Avant Roswell, il était favorable à la réalité extraterrestre ; après Roswell, il était contradictoire. Dans une déclaration, il a déclaré que les gens « voyaient quelque chose » mais qu’il « ne voulait pas en savoir plus » ; il prétendait n’avoir qu’une connaissance superficielle des phénomènes ; et a même refusé de commenter le crash réputé de Roswell :

  • Dès 1920, Einstein soupçonnait que la vie extraterrestre intelligente était réelle et que le contact était possible. Un article intrigant de janvier 1920 était un article du London Daily Mail, dont le correspondant a demandé au futur lauréat du prix Nobel ses opinions sur la vie extraterrestre. Le pionnier de la radio Guglielmo Marconi avait récemment parlé au même journal de signaux mystérieux qui, selon lui, pourraient provenir de Mars. Qu’en a pensé Einstein ? « Il y a tout lieu de croire que Mars et d’autres planètes sont habitées », a répondu le professeur. « Pourquoi la terre devrait-elle être la seule planète qui abrite la vie humaine ? Elle n’est pas singulière à d’autres égards. Mais si des créatures intelligentes existent, comme on peut supposer qu’elles existent ailleurs dans l’univers, je ne devrais pas m’attendre à ce qu’elles essaient de communiquer avec la terre par [radio] sans fil. Les rayons lumineux, dont la direction peut être contrôlée beaucoup plus facilement, seraient plus probablement la première méthode tentée. »

  • En 1952, il a été rapporté qu’Einstein avait écrit à l’évangéliste Louis Gardner en réponse à la question de Gardner sur les ovnis : « Ces gens ont vu quelque chose. Ce que c’est, je ne le sais pas et je ne suis pas curieux de le savoir. » Ce qui est plus intéressant dans la citation d’Einstein, c’est ce qui n’est pas dit. Bien qu’Einstein admette que le phénomène est réel (« Ces gens ont vu quelque chose », souligne Einstein), il dit qu’il ne veut pas savoir exactement ce que les gens voient. C’est bien sûr malhonnête de la part d’Einstein. Depuis quand la science hésite-t-elle à encourager la recherche de solutions aux mystères ? Sa réponse était clairement une « esquive ».

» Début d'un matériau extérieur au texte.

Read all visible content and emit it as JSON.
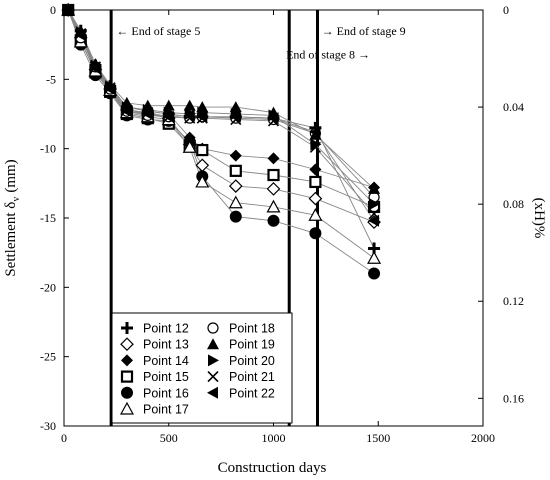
{
  "chart_data": {
    "type": "scatter",
    "xlabel": "Construction days",
    "ylabel": "Settlement δ",
    "ylabel_sub": "v",
    "ylabel_unit": "(mm)",
    "y2label": "(xH)%",
    "xlim": [
      0,
      2000
    ],
    "ylim": [
      -30,
      0
    ],
    "y2lim": [
      0,
      0.1714
    ],
    "x_ticks": [
      0,
      500,
      1000,
      1500,
      2000
    ],
    "y_ticks": [
      0,
      -5,
      -10,
      -15,
      -20,
      -25,
      -30
    ],
    "y2_ticks": [
      0,
      0.04,
      0.08,
      0.12,
      0.16
    ],
    "grid": false,
    "legend_position": "bottom-left",
    "annotations": [
      {
        "text": "← End of stage 5",
        "x": 250,
        "y": -1.8
      },
      {
        "text": "End of stage 8 →",
        "x": 1060,
        "y": -3.5
      },
      {
        "text": "→ End of stage 9",
        "x": 1230,
        "y": -1.8
      }
    ],
    "stage_lines": [
      {
        "label": "End of stage 5",
        "x": 225
      },
      {
        "label": "End of stage 8",
        "x": 1075
      },
      {
        "label": "End of stage 9",
        "x": 1210
      }
    ],
    "x": [
      20,
      80,
      150,
      220,
      300,
      400,
      500,
      600,
      660,
      820,
      1000,
      1200,
      1480
    ],
    "series": [
      {
        "name": "Point 12",
        "marker": "plus",
        "values": [
          0,
          -1.5,
          -4.0,
          -5.5,
          -7.0,
          -7.3,
          -7.5,
          -7.7,
          -7.7,
          -7.7,
          -7.8,
          -8.5,
          -17.2
        ]
      },
      {
        "name": "Point 13",
        "marker": "diamond-open",
        "values": [
          0,
          -2.0,
          -4.3,
          -5.7,
          -7.2,
          -7.5,
          -7.8,
          -9.7,
          -11.2,
          -12.7,
          -12.9,
          -13.6,
          -15.3
        ]
      },
      {
        "name": "Point 14",
        "marker": "diamond-filled",
        "values": [
          0,
          -1.8,
          -4.2,
          -5.6,
          -7.0,
          -7.3,
          -7.5,
          -9.2,
          -10.0,
          -10.5,
          -10.7,
          -11.5,
          -12.8
        ]
      },
      {
        "name": "Point 15",
        "marker": "square-open",
        "values": [
          0,
          -2.2,
          -4.5,
          -5.9,
          -7.5,
          -7.8,
          -8.2,
          -9.8,
          -10.1,
          -11.6,
          -11.9,
          -12.4,
          -14.2
        ]
      },
      {
        "name": "Point 16",
        "marker": "circle-filled",
        "values": [
          0,
          -2.5,
          -4.7,
          -6.0,
          -7.6,
          -7.9,
          -8.0,
          -9.5,
          -12.0,
          -14.9,
          -15.2,
          -16.1,
          -19.0
        ]
      },
      {
        "name": "Point 17",
        "marker": "triangle-open",
        "values": [
          0,
          -2.3,
          -4.4,
          -5.8,
          -7.4,
          -7.7,
          -7.9,
          -9.9,
          -12.4,
          -13.9,
          -14.2,
          -14.8,
          -17.9
        ]
      },
      {
        "name": "Point 18",
        "marker": "circle-open",
        "values": [
          0,
          -2.0,
          -4.1,
          -5.7,
          -7.3,
          -7.6,
          -7.7,
          -7.8,
          -7.7,
          -7.8,
          -7.9,
          -8.9,
          -13.5
        ]
      },
      {
        "name": "Point 19",
        "marker": "triangle-filled",
        "values": [
          0,
          -1.5,
          -3.9,
          -5.4,
          -6.7,
          -6.9,
          -6.9,
          -6.9,
          -7.0,
          -7.0,
          -7.4,
          -9.0,
          -12.9
        ]
      },
      {
        "name": "Point 20",
        "marker": "triangle-right",
        "values": [
          0,
          -1.6,
          -4.0,
          -5.5,
          -7.0,
          -7.2,
          -7.4,
          -7.5,
          -7.4,
          -7.5,
          -7.6,
          -9.7,
          -14.0
        ]
      },
      {
        "name": "Point 21",
        "marker": "x",
        "values": [
          0,
          -1.7,
          -4.1,
          -5.6,
          -7.2,
          -7.4,
          -7.7,
          -7.8,
          -7.8,
          -7.9,
          -8.0,
          -9.9,
          -14.7
        ]
      },
      {
        "name": "Point 22",
        "marker": "triangle-left",
        "values": [
          0,
          -1.8,
          -4.2,
          -5.7,
          -7.3,
          -7.5,
          -7.7,
          -7.6,
          -7.7,
          -7.7,
          -7.8,
          -8.8,
          -15.2
        ]
      }
    ]
  }
}
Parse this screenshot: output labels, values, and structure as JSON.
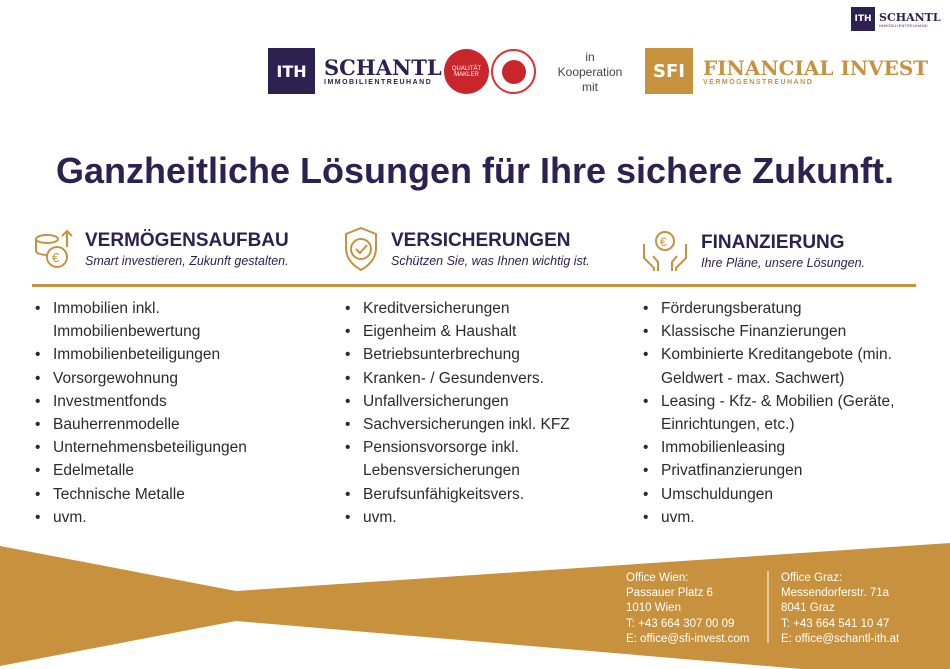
{
  "header": {
    "corner_logo": {
      "mark": "ITH",
      "name": "SCHANTL",
      "subtitle": "IMMOBILIENTREUHAND"
    },
    "schantl_logo": {
      "mark": "ITH",
      "name": "SCHANTL",
      "subtitle": "IMMOBILIENTREUHAND"
    },
    "badges": [
      {
        "text": "QUALITÄT MAKLER"
      },
      {
        "text": "Austrian eagle seal"
      }
    ],
    "cooperation": [
      "in",
      "Kooperation",
      "mit"
    ],
    "sfi_logo": {
      "mark": "SFI",
      "name": "FINANCIAL INVEST",
      "subtitle": "VERMÖGENSTREUHAND"
    }
  },
  "title": "Ganzheitliche Lösungen für Ihre sichere Zukunft.",
  "colors": {
    "navy": "#2d2152",
    "gold": "#c8913e"
  },
  "columns": [
    {
      "icon": "coins-euro-icon",
      "heading": "VERMÖGENSAUFBAU",
      "subheading": "Smart investieren, Zukunft gestalten.",
      "items": [
        "Immobilien inkl. Immobilienbewertung",
        "Immobilienbeteiligungen",
        "Vorsorgewohnung",
        "Investmentfonds",
        "Bauherrenmodelle",
        "Unternehmensbeteiligungen",
        "Edelmetalle",
        "Technische Metalle",
        "uvm."
      ]
    },
    {
      "icon": "shield-check-icon",
      "heading": "VERSICHERUNGEN",
      "subheading": "Schützen Sie, was Ihnen wichtig ist.",
      "items": [
        "Kreditversicherungen",
        "Eigenheim & Haushalt",
        "Betriebsunterbrechung",
        "Kranken- / Gesundenvers.",
        "Unfallversicherungen",
        "Sachversicherungen inkl. KFZ",
        "Pensionsvorsorge inkl. Lebensversicherungen",
        "Berufsunfähigkeitsvers.",
        "uvm."
      ]
    },
    {
      "icon": "hands-euro-icon",
      "heading": "FINANZIERUNG",
      "subheading": "Ihre Pläne, unsere Lösungen.",
      "items": [
        "Förderungsberatung",
        "Klassische Finanzierungen",
        "Kombinierte Kreditangebote (min. Geldwert - max. Sachwert)",
        "Leasing - Kfz- & Mobilien (Geräte, Einrichtungen, etc.)",
        "Immobilienleasing",
        "Privatfinanzierungen",
        "Umschuldungen",
        "uvm."
      ]
    }
  ],
  "footer": {
    "wien": [
      "Office Wien:",
      "Passauer Platz 6",
      "1010 Wien",
      "T: +43 664 307 00 09",
      "E: office@sfi-invest.com"
    ],
    "graz": [
      "Office Graz:",
      "Messendorferstr. 71a",
      "8041 Graz",
      "T: +43 664 541 10 47",
      "E: office@schantl-ith.at"
    ]
  }
}
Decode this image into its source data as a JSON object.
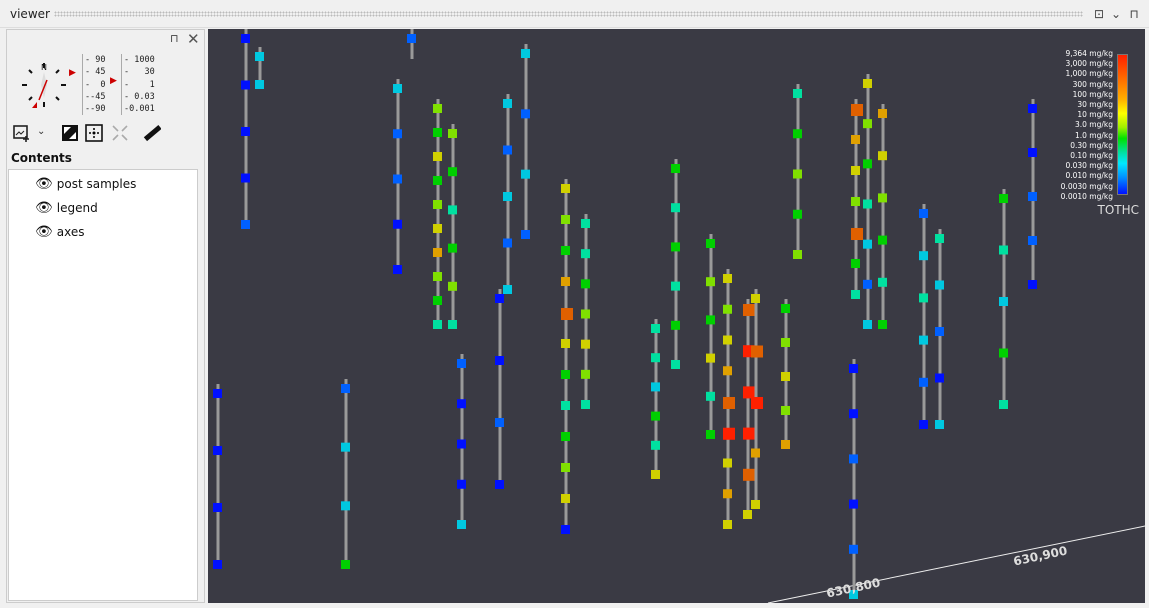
{
  "window": {
    "title": "viewer"
  },
  "scales": {
    "dip": [
      "90",
      "45",
      "0",
      "-45",
      "-90"
    ],
    "exag": [
      "1000",
      "30",
      "1",
      "0.03",
      "0.001"
    ]
  },
  "contents": {
    "label": "Contents",
    "items": [
      {
        "label": "post samples"
      },
      {
        "label": "legend"
      },
      {
        "label": "axes"
      }
    ]
  },
  "legend": {
    "title": "TOTHC",
    "labels": [
      "9,364 mg/kg",
      "3,000 mg/kg",
      "1,000 mg/kg",
      "300 mg/kg",
      "100 mg/kg",
      "30 mg/kg",
      "10 mg/kg",
      "3.0 mg/kg",
      "1.0 mg/kg",
      "0.30 mg/kg",
      "0.10 mg/kg",
      "0.030 mg/kg",
      "0.010 mg/kg",
      "0.0030 mg/kg",
      "0.0010 mg/kg"
    ]
  },
  "axes": {
    "labels": [
      "630,800",
      "630,900"
    ]
  },
  "colors": {
    "background": "#3a3a44",
    "low": "#0010ff",
    "high": "#ff2000"
  }
}
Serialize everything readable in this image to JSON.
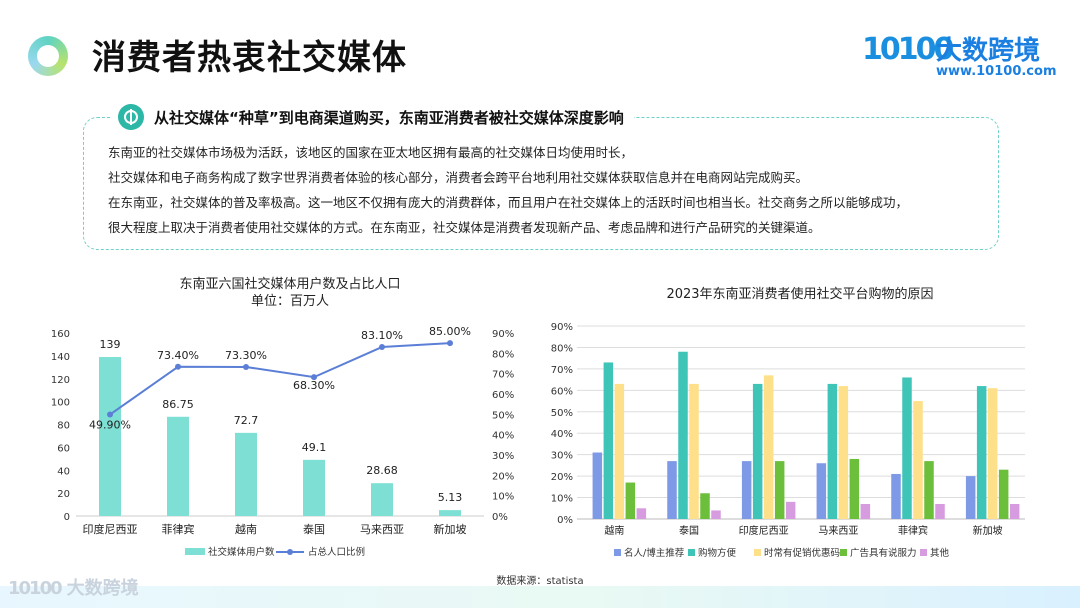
{
  "header": {
    "title": "消费者热衷社交媒体",
    "logo_mark": "10100",
    "logo_name": "大数跨境",
    "logo_url": "www.10100.com"
  },
  "intro": {
    "headline": "从社交媒体“种草”到电商渠道购买，东南亚消费者被社交媒体深度影响",
    "lines": [
      "东南亚的社交媒体市场极为活跃，该地区的国家在亚太地区拥有最高的社交媒体日均使用时长，",
      "社交媒体和电子商务构成了数字世界消费者体验的核心部分，消费者会跨平台地利用社交媒体获取信息并在电商网站完成购买。",
      "在东南亚，社交媒体的普及率极高。这一地区不仅拥有庞大的消费群体，而且用户在社交媒体上的活跃时间也相当长。社交商务之所以能够成功，",
      "很大程度上取决于消费者使用社交媒体的方式。在东南亚，社交媒体是消费者发现新产品、考虑品牌和进行产品研究的关键渠道。"
    ]
  },
  "source": "数据来源：statista",
  "footer": {
    "logo_mark": "10100",
    "logo_name": "大数跨境"
  },
  "colors": {
    "teal": "#7ee0d4",
    "line": "#5b7fd6",
    "blue": "#7e9ae6",
    "turquoise": "#3fc5b8",
    "yellow": "#ffe08a",
    "green": "#6bbf3a",
    "pink": "#d79ce0"
  },
  "chart_data": [
    {
      "type": "bar",
      "title": "东南亚六国社交媒体用户数及占比人口",
      "subtitle": "单位：百万人",
      "categories": [
        "印度尼西亚",
        "菲律宾",
        "越南",
        "泰国",
        "马来西亚",
        "新加坡"
      ],
      "series": [
        {
          "name": "社交媒体用户数",
          "type": "bar",
          "axis": "left",
          "values": [
            139,
            86.75,
            72.7,
            49.1,
            28.68,
            5.13
          ],
          "labels": [
            "139",
            "86.75",
            "72.7",
            "49.1",
            "28.68",
            "5.13"
          ]
        },
        {
          "name": "占总人口比例",
          "type": "line",
          "axis": "right",
          "values": [
            49.9,
            73.4,
            73.3,
            68.3,
            83.1,
            85.0
          ],
          "labels": [
            "49.90%",
            "73.40%",
            "73.30%",
            "68.30%",
            "83.10%",
            "85.00%"
          ]
        }
      ],
      "ylim_left": [
        0,
        160
      ],
      "yticks_left": [
        "0",
        "20",
        "40",
        "60",
        "80",
        "100",
        "120",
        "140",
        "160"
      ],
      "ylim_right": [
        0,
        90
      ],
      "yticks_right": [
        "0%",
        "10%",
        "20%",
        "30%",
        "40%",
        "50%",
        "60%",
        "70%",
        "80%",
        "90%"
      ],
      "legend": "bottom",
      "grid": false
    },
    {
      "type": "bar",
      "title": "2023年东南亚消费者使用社交平台购物的原因",
      "categories": [
        "越南",
        "泰国",
        "印度尼西亚",
        "马来西亚",
        "菲律宾",
        "新加坡"
      ],
      "series": [
        {
          "name": "名人/博主推荐",
          "values": [
            31,
            27,
            27,
            26,
            21,
            20
          ]
        },
        {
          "name": "购物方便",
          "values": [
            73,
            78,
            63,
            63,
            66,
            62
          ]
        },
        {
          "name": "时常有促销优惠码",
          "values": [
            63,
            63,
            67,
            62,
            55,
            61
          ]
        },
        {
          "name": "广告具有说服力",
          "values": [
            17,
            12,
            27,
            28,
            27,
            23
          ]
        },
        {
          "name": "其他",
          "values": [
            5,
            4,
            8,
            7,
            7,
            7
          ]
        }
      ],
      "ylim": [
        0,
        90
      ],
      "yticks": [
        "0%",
        "10%",
        "20%",
        "30%",
        "40%",
        "50%",
        "60%",
        "70%",
        "80%",
        "90%"
      ],
      "legend": "bottom",
      "grid": true
    }
  ]
}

  • Toujours en 1952, dans une lettre datée du 12 novembre, Einstein fait une brève réponse au regretté auteur controversé d’OVNI, Albert K. Bender. Bender a demandé ce qu’Einstein a fait du phénomène des soucoupes. Einstein a répondu :  » Cher Monsieur, N’ayant aucune expérience et seulement une connaissance superficielle du sujet, je regrette de ne pas pouvoir accéder à votre demande. Cordialement, Albert Einstein « 

  • Paru dans le journal Irish Times du mercredi 9 juillet 1947 : « Le département américain de la Guerre a déclaré hier soir qu’ils étaient sans nouvelles de la « soucoupe volante » du Nouveau-Mexique et qu’ils vérifiaient avec Roswell. Le professeur Einstein a déclaré à un correspondant de l’UP qu’il avait ‘ absolument aucun commentaire à faire. »

Je pense que nous savons maintenant pourquoi le grand professeur a choisi de ne rien dire sur l’événement : il était là et s’est juré de ne jamais en parler à personne.